The improved 688i Los Angeles-class boats feature an all-digital Mk 1 Combat Control System, replacing older approaches with a combat suite better suited to contemporary undersea operations. That upgrade expanded how the submarines process sonar data, track contacts, and manage weapons employment. In technical language preserved by the Federation of American Scientists, “The CSS (Combat Control System) internal tracker model provides processing for both towed array and spherical array trackers.” That matters because the Los Angeles class was never just about speed and stealth. Its value has always rested on how quickly it can turn acoustic detections into targeting-quality information while remaining far ahead of the force it is screening.
The weapons fit reinforces that role.
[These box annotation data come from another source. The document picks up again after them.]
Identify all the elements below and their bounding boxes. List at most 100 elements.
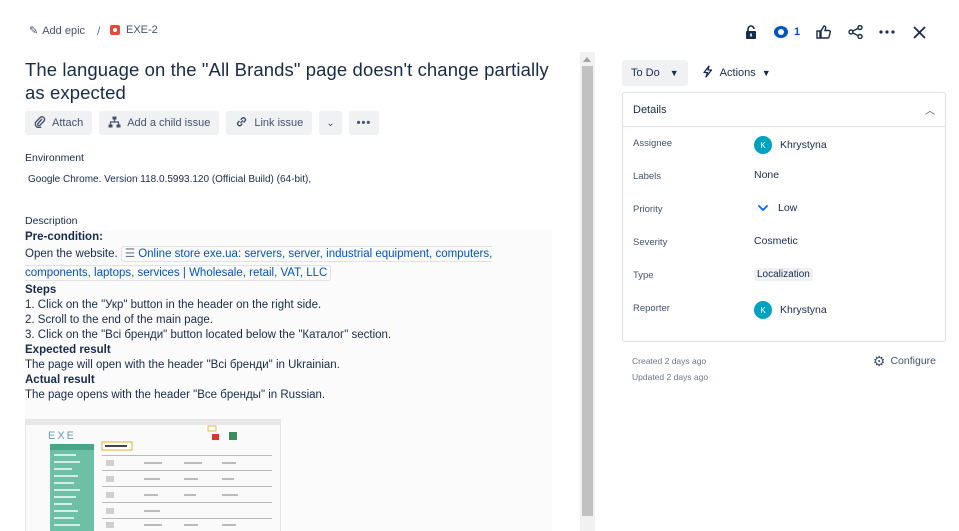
type-lozenge: Localization (754, 268, 813, 281)
link-issue-button[interactable]: Link issue (226, 111, 313, 135)
issue-key-link[interactable]: EXE-2 (110, 24, 158, 36)
svg-text:EXE: EXE (48, 430, 76, 442)
lightning-icon (702, 65, 713, 81)
severity-value: Cosmetic (754, 235, 798, 247)
add-child-issue-button[interactable]: Add a child issue (99, 111, 220, 135)
environment-label: Environment (25, 152, 84, 164)
watch-button[interactable]: 1 (767, 20, 807, 44)
screenshot-thumbnail-image: EXE (26, 420, 280, 531)
actual-heading: Actual result (25, 374, 95, 386)
detail-label: Assignee (633, 138, 673, 149)
watch-count: 1 (793, 26, 801, 38)
labels-value: None (754, 169, 780, 181)
link-issue-label: Link issue (254, 117, 304, 129)
assignee-name: Khrystyna (780, 139, 827, 151)
breadcrumb-separator: / (97, 24, 101, 38)
configure-label: Configure (890, 355, 936, 367)
issue-main: The language on the "All Brands" page do… (25, 58, 560, 531)
more-options-icon[interactable] (871, 20, 903, 44)
detail-row-severity: Severity Cosmetic (623, 226, 945, 259)
detail-label: Severity (633, 237, 668, 248)
precondition-text: Open the website. (25, 248, 118, 260)
description-body[interactable]: Pre-condition: Open the website. ☰ Online… (25, 230, 552, 531)
avatar: K (754, 301, 772, 319)
paperclip-icon (34, 115, 46, 131)
priority-low-icon (758, 202, 768, 214)
priority-field[interactable]: Low (754, 202, 797, 214)
step-item: 1. Click on the "Укр" button in the head… (25, 299, 322, 311)
chevron-down-icon: ▼ (669, 68, 679, 78)
lock-icon[interactable] (735, 20, 767, 44)
add-epic-label: Add epic (42, 24, 86, 37)
precondition-line: Open the website. ☰ Online store exe.ua: … (25, 245, 552, 283)
top-actions: 1 (735, 20, 935, 44)
attach-button[interactable]: Attach (25, 111, 93, 135)
issue-meta: Created 2 days ago Updated 2 days ago ⚙ … (622, 353, 946, 393)
details-panel: Details ︿ Assignee K Khrystyna Labels No… (622, 92, 946, 342)
attach-label: Attach (52, 117, 84, 129)
labels-field[interactable]: None (754, 169, 779, 181)
precondition-heading: Pre-condition: (25, 231, 103, 243)
detail-row-type: Type Localization (623, 259, 945, 292)
screenshot-attachment[interactable]: EXE (25, 419, 281, 531)
issue-sidebar: To Do ▼ Actions ▼ Details ︿ Assignee K K… (622, 60, 946, 393)
chevron-down-icon: ⌄ (326, 117, 335, 129)
priority-value: Low (778, 202, 798, 214)
status-row: To Do ▼ Actions ▼ (622, 60, 946, 86)
link-issue-dropdown[interactable]: ⌄ (319, 111, 342, 135)
details-header[interactable]: Details ︿ (623, 93, 945, 127)
issue-key-label: EXE-2 (126, 24, 158, 36)
description-label: Description (25, 215, 78, 227)
page-icon: ☰ (124, 248, 136, 260)
type-field[interactable]: Localization (754, 268, 813, 281)
chevron-up-icon: ︿ (925, 106, 935, 117)
detail-row-labels: Labels None (623, 160, 945, 193)
actions-dropdown[interactable]: Actions ▼ (696, 60, 777, 86)
environment-value[interactable]: Google Chrome. Version 118.0.5993.120 (O… (25, 174, 560, 185)
bug-icon (110, 25, 120, 35)
status-label: To Do (631, 67, 660, 79)
actual-text: The page opens with the header "Все брен… (25, 389, 326, 401)
add-child-label: Add a child issue (127, 117, 211, 129)
updated-timestamp: Updated 2 days ago (632, 372, 709, 382)
severity-field[interactable]: Cosmetic (754, 235, 798, 247)
assignee-field[interactable]: K Khrystyna (754, 136, 827, 154)
pencil-icon: ✎ (29, 25, 39, 37)
step-item: 3. Click on the "Всі бренди" button loca… (25, 329, 392, 341)
reporter-field[interactable]: K Khrystyna (754, 301, 827, 319)
avatar: K (754, 136, 772, 154)
toolbar-more-button[interactable]: ••• (348, 111, 380, 135)
details-heading: Details (633, 103, 667, 116)
detail-label: Type (633, 270, 654, 281)
scroll-up-arrow[interactable] (583, 57, 591, 62)
detail-row-assignee: Assignee K Khrystyna (623, 127, 945, 160)
main-scrollbar[interactable] (580, 52, 595, 531)
detail-row-priority: Priority Low (623, 193, 945, 226)
steps-heading: Steps (25, 284, 57, 296)
actions-label: Actions (719, 67, 756, 79)
link-icon (235, 116, 248, 131)
issue-header: ✎ Add epic / EXE-2 1 (0, 0, 959, 60)
issue-title[interactable]: The language on the "All Brands" page do… (25, 58, 560, 104)
detail-label: Priority (633, 204, 663, 215)
share-icon[interactable] (839, 20, 871, 44)
status-dropdown[interactable]: To Do ▼ (622, 60, 688, 86)
configure-button[interactable]: ⚙ Configure (873, 353, 936, 369)
issue-toolbar: Attach Add a child issue Link issue ⌄ ••… (25, 111, 560, 135)
detail-label: Labels (633, 171, 661, 182)
scrollbar-thumb[interactable] (582, 66, 593, 516)
step-item: 2. Scroll to the end of the main page. (25, 314, 213, 326)
chevron-down-icon: ▼ (761, 68, 771, 78)
expected-text: The page will open with the header "Всі … (25, 359, 340, 371)
eye-icon (773, 26, 788, 38)
close-icon[interactable] (903, 20, 935, 44)
gear-icon: ⚙ (872, 353, 886, 369)
more-options-icon: ••• (356, 117, 372, 129)
detail-label: Reporter (633, 303, 670, 314)
hierarchy-icon (108, 116, 121, 131)
add-epic-link[interactable]: ✎ Add epic (29, 24, 86, 38)
reporter-name: Khrystyna (780, 304, 827, 316)
detail-row-reporter: Reporter K Khrystyna (623, 292, 945, 325)
expected-heading: Expected result (25, 344, 111, 356)
like-icon[interactable] (807, 20, 839, 44)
Navy records note that Los Angeles boats from SSN 719 and later carry VLS tubes for launching Tomahawk cruise missiles, while the class also fields MK 48 torpedoes through its four torpedo tubes. In practice, that gives the submarine a wide mission set: anti-submarine warfare, anti-surface warfare, strike, surveillance support, and battle group screening. The same Navy reference outlines that attack submarines are built to support battle group operations, and that mission remains central to understanding why the class has stayed in front-line use.
Another less visible reason these boats have endured is updated computing systems, keeping them interoperable with newer submarines and the fleet networks gradually replacing them. The addition of Tactical Advanced Computer-3 processors gave the 688i force a more modern computing backbone, improving interoperability with systems associated with the Virginia and Columbia programs. That kind of alignment matters in a force structure that increasingly depends on shared data, common interfaces, and faster tactical handoffs between platforms. A submarine built around Cold War hull architecture can still contribute to a much newer operational ecosystem when its internal systems are kept current.
The class is also a help bridge a transitional period in the submarine force. The Navy continues to commission Virginias 24 so far while retirements gradually shrink the Los Angeles-class inventory. A 2026 retirement notice stated that the inactivation of Newport News and Alexandria would reduce the force to 18 Los Angeles-class boats. This transition is not just swapping old submarines for new; it’s about maintaining sufficient undersea capacity amid production and operational pressures.
For that reason, one word still fits the class better than any slogan: enduring. Not because the submarines are permanent, and not because they are unchanged, but because they have remained useful across generations of technology, strategy, and fleet design.